老实说，这是麻省理工学院《算法导论》课程的作业之一。这是作业的链接：http: //ocw.mit.edu/courses/electrical-engineering-and-computer-science/6-006-introduction-to-algorithms-fall-2011/assignments/MIT6_006F11_ps6.pdf。他们有一些库可以帮助您将其可视化并帮助您避免不必要的努力。

For your reference, you can certainly look at this java implementation. --> Uses two phase algorithm to solve rubik's cube. And have tried this code and it works as well.

供您参考，您当然可以查看此 java 实现。--> 使用两阶段算法来解决魔方。并尝试过这段代码，它也能正常工作。
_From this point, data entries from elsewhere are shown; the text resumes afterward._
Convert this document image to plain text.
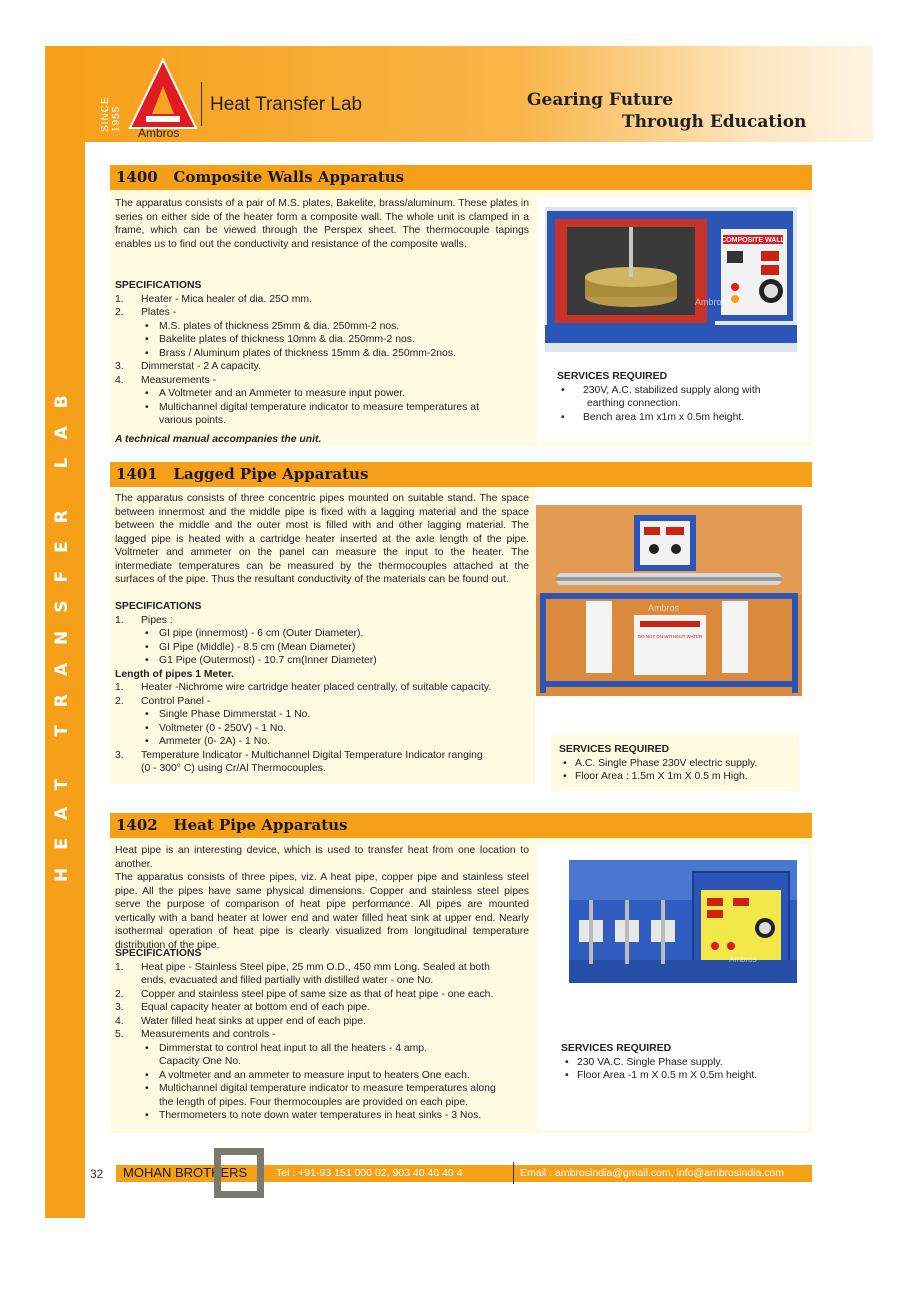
HEAT TRANSFER LAB
SINCE 1955
Ambros
Heat Transfer Lab	Gearing Future
Through Education
1400 Composite Walls Apparatus
The apparatus consists of a pair of M.S. plates, Bakelite, brass/aluminum. These plates in series on either side of the heater form a composite wall. The whole unit is clamped in a frame, which can be viewed through the Perspex sheet. The thermocouple tapings enables us to find out the conductivity and resistance of the composite walls.
SPECIFICATIONS
1. Heater - Mica healer of dia. 25O mm.
2. Plates -
• M.S. plates of thickness 25mm & dia. 250mm-2 nos.
• Bakelite plates of thickness 10mm & dia. 250mm-2 nos.
• Brass / Aluminum plates of thickness 15mm & dia. 250mm-2nos.
3. Dimmerstat - 2 A capacity.
4. Measurements -
• A Voltmeter and an Ammeter to measure input power.
• Multichannel digital temperature indicator to measure temperatures at
various points.
A technical manual accompanies the unit.
COMPOSITE WALL
Ambros
SERVICES REQUIRED
• 230V, A.C. stabilized supply along with
earthing connection.
• Bench area 1m x1m x 0.5m height.
1401 Lagged Pipe Apparatus
The apparatus consists of three concentric pipes mounted on suitable stand. The space between innermost and the middle pipe is fixed with a lagging material and the space between the middle and the outer most is filled with and other lagging material. The lagged pipe is heated with a cartridge heater inserted at the axle length of the pipe. Voltmeter and ammeter on the panel can measure the input to the heater. The intermediate temperatures can be measured by the thermocouples attached at the surfaces of the pipe. Thus the resultant conductivity of the materials can be found out.
SPECIFICATIONS
1. Pipes :
• GI pipe (innermost) - 6 cm (Outer Diameter).
• GI Pipe (Middle) - 8.5 cm (Mean Diameter)
• G1 Pipe (Outermost) - 10.7 cm(Inner Diameter)
Length of pipes 1 Meter.
1. Heater -Nichrome wire cartridge heater placed centrally, of suitable capacity.
2. Control Panel -
• Single Phase Dimmerstat - 1 No.
• Voltmeter (0 - 250V) - 1 No.
• Ammeter (0- 2A) - 1 No.
3. Temperature Indicator - Multichannel Digital Temperature Indicator ranging
(0 - 300° C) using Cr/Al Thermocouples.
DO NOT ON WITHOUT WATER
Ambros
SERVICES REQUIRED
• A.C. Single Phase 230V electric supply.
• Floor Area : 1.5m X 1m X 0.5 m High.
1402 Heat Pipe Apparatus
Heat pipe is an interesting device, which is used to transfer heat from one location to another.
The apparatus consists of three pipes, viz. A heat pipe, copper pipe and stainless steel pipe. All the pipes have same physical dimensions. Copper and stainless steel pipes serve the purpose of comparison of heat pipe performance. All pipes are mounted vertically with a band heater at lower end and water filled heat sink at upper end. Nearly isothermal operation of heat pipe is clearly visualized from longitudinal temperature distribution of the pipe.
SPECIFICATIONS
1. Heat pipe - Stainless Steel pipe, 25 mm O.D., 450 mm Long. Sealed at both
ends, evacuated and filled partially with distilled water - one No.
2. Copper and stainless steel pipe of same size as that of heat pipe - one each.
3. Equal capacity heater at bottom end of each pipe.
4. Water filled heat sinks at upper end of each pipe.
5. Measurements and controls -
• Dimmerstat to control heat input to all the heaters - 4 amp.
Capacity One No.
• A voltmeter and an ammeter to measure input to heaters One each.
• Multichannel digital temperature indicator to measure temperatures along
the length of pipes. Four thermocouples are provided on each pipe.
• Thermometers to note down water temperatures in heat sinks - 3 Nos.
Ambros
SERVICES REQUIRED
• 230 VA.C. Single Phase supply.
• Floor Area -1 m X 0.5 m X 0.5m height.
32 MOHAN BROTHERS	Tel : +91-93 151 000 02, 903 40 40 40 4	Email : ambrosindia@gmail.com, info@ambrosindia.com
One solution is to I guess simultaneously run all possible routes. That does sound stupid but here's the logic - over 99% of possible scrambles will be solvable in under 20 moves. This means that although you cycle through huge numbers of possibilities you are still going to do it eventually. Essentially this would work by having your first step as the scrambled cube. Then you would have new cubes stored in variables for each possible move on that first cube. For each of these new cubes you do the same thing. After each possible move check if it is complete and if so then that is the solution. Here to make sure you have the solution you would need an extra bit of data on each Rubiks cube saying the moves done to get to that stage.

一种解决方案是我猜同时运行所有可能的路线。这听起来确实很愚蠢，但这是逻辑 - 超过 99% 的可能争夺将在 20 步以内解决。这意味着，尽管您在大量可能性中循环，但最终您仍会这样做。从本质上讲，这可以通过将您的第一步作为加扰的立方体来工作。然后，对于第一个立方体上的每个可能的移动，您都会将新的立方体存储在变量中。对于这些新立方体中的每一个，您都执行相同的操作。在每个可能的移动之后检查它是否完整，如果是，那么这就是解决方案。为了确保您拥有解决方案，您需要在每个魔方立方体上提供额外的数据，说明为达到该阶段所做的动作。